# Info On SV Judge Vic Wilms



## Keith Jenkins (Jun 6, 2007)

Anyone have any experience trialing and/or attending a seminar under SV Judge (Belgium) Vic Wilms?


----------



## eric squires (Oct 16, 2008)

Keith Jenkins said:


> Anyone have any experience trialing and/or attending a seminar under SV Judge (Belgium) Vic Wilms?


 We had Vic judge our fall 08 trial. I thought that he was a very fair judge and a nice guy. He did not give points away, but was understanding that it was a club trial. i would recommend him to other clubs.


----------



## Thomas Barriano (Mar 27, 2006)

Keith Jenkins said:


> Anyone have any experience trialing and/or attending a seminar under SV Judge (Belgium) Vic Wilms?


Keith,

While I had an active USA club I got a few phone calls from
Vic soliciting judging assignments and he seemed like a nice enough guy. We never used him but I never heard anything bad about his judging or seminars. I believe he is scheduled to judge the DPCA IPO trial on October? He also has an FCI judging license


----------



## Terry Fisk (Jul 26, 2007)

Keith Jenkins said:


> Anyone have any experience trialing and/or attending a seminar under SV Judge (Belgium) Vic Wilms?

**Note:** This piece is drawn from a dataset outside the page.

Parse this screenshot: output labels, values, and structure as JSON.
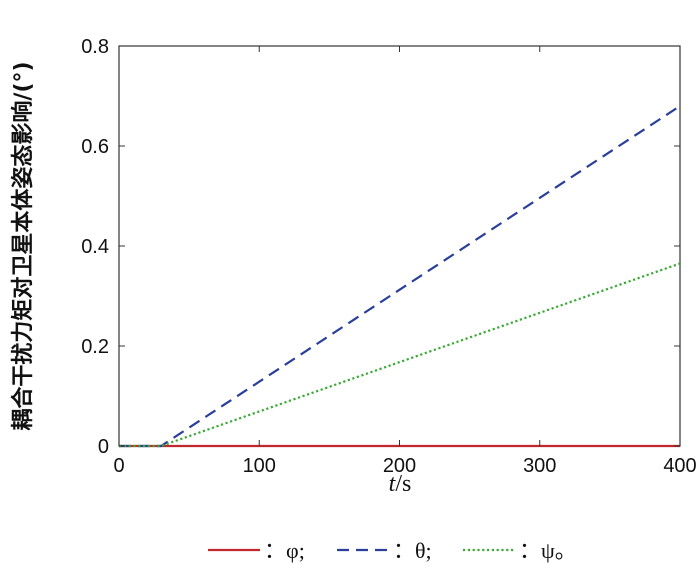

If you are planning on trialing under or hiring him make sure he is available. Not sure what's up but a lot of UScA trials that had him booked through the end of the year are having to find replacement judges.


----------



## Keith Jenkins (Jun 6, 2007)

Yeah our club is going to request a different SV judge.


----------



## Thomas Barriano (Mar 27, 2006)

Terry Fisk said:


> If you are planning on trialing under or hiring him make sure he is available. Not sure what's up but a lot of UScA trials that had him booked through the end of the year are having to find replacement judges.


Terry,

I understand the SV has a three out of Country trips per year limit that Vic has already met. He also has a FCI license that he is using to do the DPCA trial next month. I'm not sure what the UScA policy is as far as trialing under a FCI
license? It's all about politics :-(


----------